Sunday, November 27, 2011

Reaction: Jigsaw: Supporting Investigative Analysis through Interactive Visualization.

This is one of the few papers I have read which actually tackle the issue of growing data sets. New correlations will come into existence with larger data sets which may not be quite evident with the smaller ones - which were initially used as a basis to build a tool for visualization. Ensuring more control on the analyst's side certainly helps create new correlations and visualize new data sets but at the same time the scope for committing an error considerably increases. This comes with an added cost of time and the labor charges incurred. I am impressed with the authors aim to reduce this error margin by using a new tool called the Jigsaw. It is however interesting to note how many different types of correlations between data sets can Jigsaw actually unearth?
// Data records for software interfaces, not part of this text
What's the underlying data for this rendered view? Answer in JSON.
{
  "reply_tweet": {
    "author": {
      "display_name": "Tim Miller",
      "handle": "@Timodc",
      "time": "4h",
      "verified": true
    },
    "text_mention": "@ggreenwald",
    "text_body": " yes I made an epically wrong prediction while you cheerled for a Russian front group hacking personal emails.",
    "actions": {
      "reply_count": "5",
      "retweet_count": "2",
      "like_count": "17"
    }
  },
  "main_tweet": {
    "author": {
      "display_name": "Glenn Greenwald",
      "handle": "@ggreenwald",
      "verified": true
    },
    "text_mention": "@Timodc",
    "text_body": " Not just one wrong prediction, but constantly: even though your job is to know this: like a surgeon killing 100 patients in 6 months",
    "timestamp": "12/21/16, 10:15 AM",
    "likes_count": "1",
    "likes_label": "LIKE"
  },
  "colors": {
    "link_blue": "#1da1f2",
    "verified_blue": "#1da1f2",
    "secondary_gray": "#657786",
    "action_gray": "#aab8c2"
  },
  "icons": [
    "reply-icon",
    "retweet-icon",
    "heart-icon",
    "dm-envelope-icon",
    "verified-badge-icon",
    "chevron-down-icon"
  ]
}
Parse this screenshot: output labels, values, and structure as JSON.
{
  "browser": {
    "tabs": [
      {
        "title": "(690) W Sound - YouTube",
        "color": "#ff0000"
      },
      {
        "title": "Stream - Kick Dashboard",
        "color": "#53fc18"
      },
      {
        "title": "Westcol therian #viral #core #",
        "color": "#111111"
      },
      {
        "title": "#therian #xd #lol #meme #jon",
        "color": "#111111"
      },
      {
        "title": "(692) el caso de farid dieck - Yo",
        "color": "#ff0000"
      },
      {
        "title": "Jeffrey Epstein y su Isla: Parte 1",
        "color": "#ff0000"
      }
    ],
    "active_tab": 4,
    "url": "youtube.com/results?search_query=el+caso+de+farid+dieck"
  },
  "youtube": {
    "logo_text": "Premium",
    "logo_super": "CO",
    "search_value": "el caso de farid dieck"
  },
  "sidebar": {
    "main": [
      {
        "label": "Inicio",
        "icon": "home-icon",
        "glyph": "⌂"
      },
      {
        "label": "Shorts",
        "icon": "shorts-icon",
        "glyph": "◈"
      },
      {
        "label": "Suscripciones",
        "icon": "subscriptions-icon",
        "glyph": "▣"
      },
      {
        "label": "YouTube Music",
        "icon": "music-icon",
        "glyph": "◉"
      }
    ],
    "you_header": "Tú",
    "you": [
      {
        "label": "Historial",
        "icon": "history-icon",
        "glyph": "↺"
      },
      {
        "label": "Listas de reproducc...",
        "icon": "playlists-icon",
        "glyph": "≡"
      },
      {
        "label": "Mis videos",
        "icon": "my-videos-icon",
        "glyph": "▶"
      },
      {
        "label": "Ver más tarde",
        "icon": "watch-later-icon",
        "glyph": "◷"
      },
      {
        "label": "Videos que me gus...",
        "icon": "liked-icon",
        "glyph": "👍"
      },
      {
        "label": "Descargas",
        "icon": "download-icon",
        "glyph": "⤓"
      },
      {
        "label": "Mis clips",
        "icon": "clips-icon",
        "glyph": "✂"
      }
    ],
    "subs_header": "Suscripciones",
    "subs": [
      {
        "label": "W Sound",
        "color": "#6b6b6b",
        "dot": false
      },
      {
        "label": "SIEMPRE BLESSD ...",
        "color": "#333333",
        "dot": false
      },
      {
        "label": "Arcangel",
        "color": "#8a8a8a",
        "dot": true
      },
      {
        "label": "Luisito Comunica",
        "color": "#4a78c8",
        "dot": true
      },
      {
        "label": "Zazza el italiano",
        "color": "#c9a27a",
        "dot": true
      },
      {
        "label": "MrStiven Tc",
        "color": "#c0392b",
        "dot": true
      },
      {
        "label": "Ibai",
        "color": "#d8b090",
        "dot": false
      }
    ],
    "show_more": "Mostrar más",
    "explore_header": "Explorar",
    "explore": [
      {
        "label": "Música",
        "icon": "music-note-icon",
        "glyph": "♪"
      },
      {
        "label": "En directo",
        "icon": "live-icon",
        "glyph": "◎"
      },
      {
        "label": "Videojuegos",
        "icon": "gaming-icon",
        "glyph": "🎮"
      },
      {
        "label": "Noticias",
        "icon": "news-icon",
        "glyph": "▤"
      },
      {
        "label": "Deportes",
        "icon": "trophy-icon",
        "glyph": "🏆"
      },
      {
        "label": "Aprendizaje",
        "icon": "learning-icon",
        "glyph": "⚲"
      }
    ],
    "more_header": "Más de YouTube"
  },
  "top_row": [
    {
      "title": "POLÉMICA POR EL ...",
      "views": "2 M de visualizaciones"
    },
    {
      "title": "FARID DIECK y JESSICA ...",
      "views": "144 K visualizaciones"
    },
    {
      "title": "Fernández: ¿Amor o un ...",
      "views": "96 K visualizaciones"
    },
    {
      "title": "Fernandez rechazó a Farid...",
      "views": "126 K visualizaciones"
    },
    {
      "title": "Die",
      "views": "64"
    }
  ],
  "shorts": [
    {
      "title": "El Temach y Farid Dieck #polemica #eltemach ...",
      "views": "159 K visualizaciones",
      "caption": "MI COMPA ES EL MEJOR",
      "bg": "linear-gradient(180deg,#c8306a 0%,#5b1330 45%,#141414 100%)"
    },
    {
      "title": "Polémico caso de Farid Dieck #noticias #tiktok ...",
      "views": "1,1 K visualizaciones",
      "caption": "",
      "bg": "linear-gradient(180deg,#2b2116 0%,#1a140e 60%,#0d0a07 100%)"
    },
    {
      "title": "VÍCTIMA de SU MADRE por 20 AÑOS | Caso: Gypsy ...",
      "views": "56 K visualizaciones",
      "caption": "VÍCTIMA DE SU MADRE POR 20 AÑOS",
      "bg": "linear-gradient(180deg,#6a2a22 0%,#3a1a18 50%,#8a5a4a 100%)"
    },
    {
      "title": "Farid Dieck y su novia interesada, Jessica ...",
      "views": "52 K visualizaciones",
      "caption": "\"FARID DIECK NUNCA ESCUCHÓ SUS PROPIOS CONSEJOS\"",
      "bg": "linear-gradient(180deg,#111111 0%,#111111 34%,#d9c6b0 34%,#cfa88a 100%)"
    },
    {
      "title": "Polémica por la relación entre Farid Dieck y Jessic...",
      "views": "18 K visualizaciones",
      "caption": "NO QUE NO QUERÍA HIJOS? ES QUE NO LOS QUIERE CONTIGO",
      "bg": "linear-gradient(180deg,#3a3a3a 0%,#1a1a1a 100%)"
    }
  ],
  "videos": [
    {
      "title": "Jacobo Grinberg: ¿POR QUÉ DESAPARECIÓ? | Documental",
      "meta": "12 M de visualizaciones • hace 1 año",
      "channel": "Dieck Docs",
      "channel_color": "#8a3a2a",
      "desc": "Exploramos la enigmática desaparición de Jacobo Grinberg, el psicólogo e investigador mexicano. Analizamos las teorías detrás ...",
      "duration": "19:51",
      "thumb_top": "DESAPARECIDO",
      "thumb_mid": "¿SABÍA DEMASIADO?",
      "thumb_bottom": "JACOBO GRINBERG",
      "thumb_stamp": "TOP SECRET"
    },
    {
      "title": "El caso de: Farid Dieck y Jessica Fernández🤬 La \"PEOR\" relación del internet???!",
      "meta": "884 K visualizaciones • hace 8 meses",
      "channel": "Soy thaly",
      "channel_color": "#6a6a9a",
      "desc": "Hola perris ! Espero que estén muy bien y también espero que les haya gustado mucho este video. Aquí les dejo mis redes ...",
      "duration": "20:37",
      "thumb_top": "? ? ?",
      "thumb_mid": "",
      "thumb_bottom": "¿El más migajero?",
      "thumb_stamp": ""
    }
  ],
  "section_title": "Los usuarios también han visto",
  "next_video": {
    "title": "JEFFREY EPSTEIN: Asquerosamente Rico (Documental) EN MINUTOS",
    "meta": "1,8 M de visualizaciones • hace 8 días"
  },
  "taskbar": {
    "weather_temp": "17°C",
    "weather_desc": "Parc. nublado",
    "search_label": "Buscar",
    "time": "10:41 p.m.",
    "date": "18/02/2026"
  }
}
Another interesting point which I have noted about Jigsaw is the number of different views it supports to visualize the data. I did not find the List view to be of much use when there are many connections between entities and the page displays only a limited set at a time. By the time the user actually gets to a matching row in B from A, the original row in A can be hidden or the line connecting A and B goes absurd. The graph view is my favorite out of all the views. In particular, I liked its incremental approach of presenting a graph starting with a smaller network and increasing the level of detail in the graph depending on the users selection.

I found the scatter plot view to be a little confusing, given the coloring scheme and the spatial location of all the diamonds (reports) presented, however the density of similarity between two texts is best viewed in a scatter plot. I am also not very impressed with the text view, given that the paper was published in 2007, there are already existing tools which do a much better job in denoting similar entities with different colors for different range of frequencies.

I liked the scenario at the end of the paper especially because it describes how all the different views are used together. Another impressive aspect about Jigsaw is how the user actions from one view are propagated to another view thus saving considerable time and effort of the analyst. Overall, I felt the tool is in its very early stages of development and it would be interesting to see how the entities actually relate to each other when dealing with big data sets. I liked the paper because of the authors simplicity in presenting the material and the functioning of the tool is presented with screen shots of the outputs based on a sample scenario which definitely helped me understand the material much faster.